With so many addressees available, they have a solid chance of finding a random mother who has a son, who, in turn, drives a car.
But even with such a high degree of probability, the scammers neither know the son’s name, nor the brand of the car. All in all, they don’t know anything about people they are about to trick.
Of course, there are exceptions, but mostly, it happens just the way I described above. Consequently, in order to make the fraudster back off, the very first thing you need to do is switch off your emotions (of course, it is challenging when you hear shocking news) and try to ask a question that a fraudster would not be able to answer.
For instance, in our case, my Mom could have asked, which of her sons they mean. The culprit would have tried to avoid answering or been forced to abandon his initial plan, but in the end he would not be able to name the son in question. Then the ‘police officer’ would never even have started to talk. Another question could have been: Who are you calling?
The second recommendation: independently of the manner the ‘shocking news’ was conveyed to you, try to reach the person who allegedly got into trouble. This is just what my Mom did. As soon as scammers realized their victim did not lose control and continued to analyze the situation, they immediately lost their confidence and hung up.

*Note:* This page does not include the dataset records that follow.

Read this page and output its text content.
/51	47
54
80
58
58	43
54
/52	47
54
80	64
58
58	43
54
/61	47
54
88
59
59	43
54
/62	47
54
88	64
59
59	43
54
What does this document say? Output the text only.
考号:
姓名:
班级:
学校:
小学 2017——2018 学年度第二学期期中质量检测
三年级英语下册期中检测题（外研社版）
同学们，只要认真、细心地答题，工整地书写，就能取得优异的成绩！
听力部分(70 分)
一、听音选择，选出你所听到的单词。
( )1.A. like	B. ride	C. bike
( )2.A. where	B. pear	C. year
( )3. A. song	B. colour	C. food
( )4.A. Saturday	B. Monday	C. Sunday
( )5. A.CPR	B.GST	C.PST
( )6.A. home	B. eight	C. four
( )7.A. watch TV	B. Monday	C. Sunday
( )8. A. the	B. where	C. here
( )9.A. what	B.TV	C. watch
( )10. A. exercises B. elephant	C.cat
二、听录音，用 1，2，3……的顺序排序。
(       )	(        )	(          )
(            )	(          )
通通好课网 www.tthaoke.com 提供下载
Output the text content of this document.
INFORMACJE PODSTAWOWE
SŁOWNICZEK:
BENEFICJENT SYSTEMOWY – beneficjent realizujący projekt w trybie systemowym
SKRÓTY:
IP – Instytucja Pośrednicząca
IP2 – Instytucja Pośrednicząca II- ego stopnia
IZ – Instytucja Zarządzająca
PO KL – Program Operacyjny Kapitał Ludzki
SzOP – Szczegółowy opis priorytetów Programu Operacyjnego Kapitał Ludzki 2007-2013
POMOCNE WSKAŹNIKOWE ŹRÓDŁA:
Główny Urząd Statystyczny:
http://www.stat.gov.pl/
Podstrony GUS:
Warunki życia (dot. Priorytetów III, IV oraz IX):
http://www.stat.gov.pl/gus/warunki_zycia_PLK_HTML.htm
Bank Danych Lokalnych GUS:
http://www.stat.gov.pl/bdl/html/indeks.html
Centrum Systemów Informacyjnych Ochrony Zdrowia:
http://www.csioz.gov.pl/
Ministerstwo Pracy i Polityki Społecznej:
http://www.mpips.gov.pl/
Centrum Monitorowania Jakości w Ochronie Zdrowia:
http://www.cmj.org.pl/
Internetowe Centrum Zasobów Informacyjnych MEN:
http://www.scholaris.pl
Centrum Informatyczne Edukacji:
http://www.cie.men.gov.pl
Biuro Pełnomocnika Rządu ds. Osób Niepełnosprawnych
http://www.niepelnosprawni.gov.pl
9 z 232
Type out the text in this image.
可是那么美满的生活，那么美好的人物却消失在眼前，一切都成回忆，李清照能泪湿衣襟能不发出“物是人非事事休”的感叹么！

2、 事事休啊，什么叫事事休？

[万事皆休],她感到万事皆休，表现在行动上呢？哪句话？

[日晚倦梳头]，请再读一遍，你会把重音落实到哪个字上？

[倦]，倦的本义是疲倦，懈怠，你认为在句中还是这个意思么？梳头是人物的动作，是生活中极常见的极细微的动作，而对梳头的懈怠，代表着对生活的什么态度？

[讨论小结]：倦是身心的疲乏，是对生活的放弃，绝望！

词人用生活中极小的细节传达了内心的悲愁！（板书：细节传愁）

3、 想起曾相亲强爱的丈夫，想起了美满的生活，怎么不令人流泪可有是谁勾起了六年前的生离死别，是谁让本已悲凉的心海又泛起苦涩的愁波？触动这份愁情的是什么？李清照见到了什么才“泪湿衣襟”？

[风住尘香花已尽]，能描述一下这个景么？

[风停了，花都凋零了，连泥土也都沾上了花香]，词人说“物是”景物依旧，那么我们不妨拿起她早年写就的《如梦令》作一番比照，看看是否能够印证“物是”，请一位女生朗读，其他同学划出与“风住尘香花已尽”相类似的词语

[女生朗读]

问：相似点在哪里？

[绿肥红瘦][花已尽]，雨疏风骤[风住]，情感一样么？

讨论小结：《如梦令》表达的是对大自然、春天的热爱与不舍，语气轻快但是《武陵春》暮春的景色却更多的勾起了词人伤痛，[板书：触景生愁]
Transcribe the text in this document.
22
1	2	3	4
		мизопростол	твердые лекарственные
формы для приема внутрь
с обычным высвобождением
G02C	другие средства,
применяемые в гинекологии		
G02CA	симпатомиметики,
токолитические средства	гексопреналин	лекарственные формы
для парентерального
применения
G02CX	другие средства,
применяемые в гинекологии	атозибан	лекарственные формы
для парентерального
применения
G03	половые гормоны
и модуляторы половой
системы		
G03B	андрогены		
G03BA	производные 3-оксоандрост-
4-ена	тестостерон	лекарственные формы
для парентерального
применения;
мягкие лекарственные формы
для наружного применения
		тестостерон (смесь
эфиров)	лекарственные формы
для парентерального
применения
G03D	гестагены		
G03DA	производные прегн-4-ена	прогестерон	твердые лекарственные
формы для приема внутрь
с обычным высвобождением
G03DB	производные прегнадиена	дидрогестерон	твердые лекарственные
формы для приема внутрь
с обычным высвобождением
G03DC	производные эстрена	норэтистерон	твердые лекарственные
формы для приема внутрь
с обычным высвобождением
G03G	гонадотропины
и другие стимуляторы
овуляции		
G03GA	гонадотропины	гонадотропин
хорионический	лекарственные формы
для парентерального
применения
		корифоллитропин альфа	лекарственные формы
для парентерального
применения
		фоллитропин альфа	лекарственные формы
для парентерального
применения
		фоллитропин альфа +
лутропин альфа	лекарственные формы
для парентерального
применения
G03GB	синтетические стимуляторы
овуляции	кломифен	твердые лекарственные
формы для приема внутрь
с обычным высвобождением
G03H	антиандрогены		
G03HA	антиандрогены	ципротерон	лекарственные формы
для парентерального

A phone call is much more difficult to handle in terms of emotions than SMS, messengers or other text-centric channels: you could be unable to use another phone for fact-checking, whereas the culprits would use their entire social engineering arsenal, from tonality of the voice to the acting talent. So, the main thing here is handling your emotions.
Here is an anti-fraudster playbook which will help you to ensure the scammers don’t take advantage of you:
- Don’t panic!
- Don’t accept anything at its face value!
- Don’t transfer money!
- Try to get in touch with the person in question (i.e. with the one on whose behalf the fraudster pretends to communicate).
- Ask detailed questions that only your real relative or friend would be able to answer.
- Last but not least, call the police! This is the only means of making society comprehend the problem of scamming and make this world a bit safer. It does not only include fake calls of SMS messages with pleas to transfer some money and help with some grave problem. It equally has relevance to ransomware or Windows blockers, which Kaspersky Lab products can easily deal with. All these threats are small bricks in the enormous Evil Tower, which we need to rock and demolish.
I am pretty sure there are other ways to fight off the scammers. Let’s share our experiences and tips in the comments to this post. So, all of you, have good nights, be cool-headed and enjoy pleasant phone calls from your relatives and friends! Together, we will take down any threat and make this world a safer and more pleasant place to be.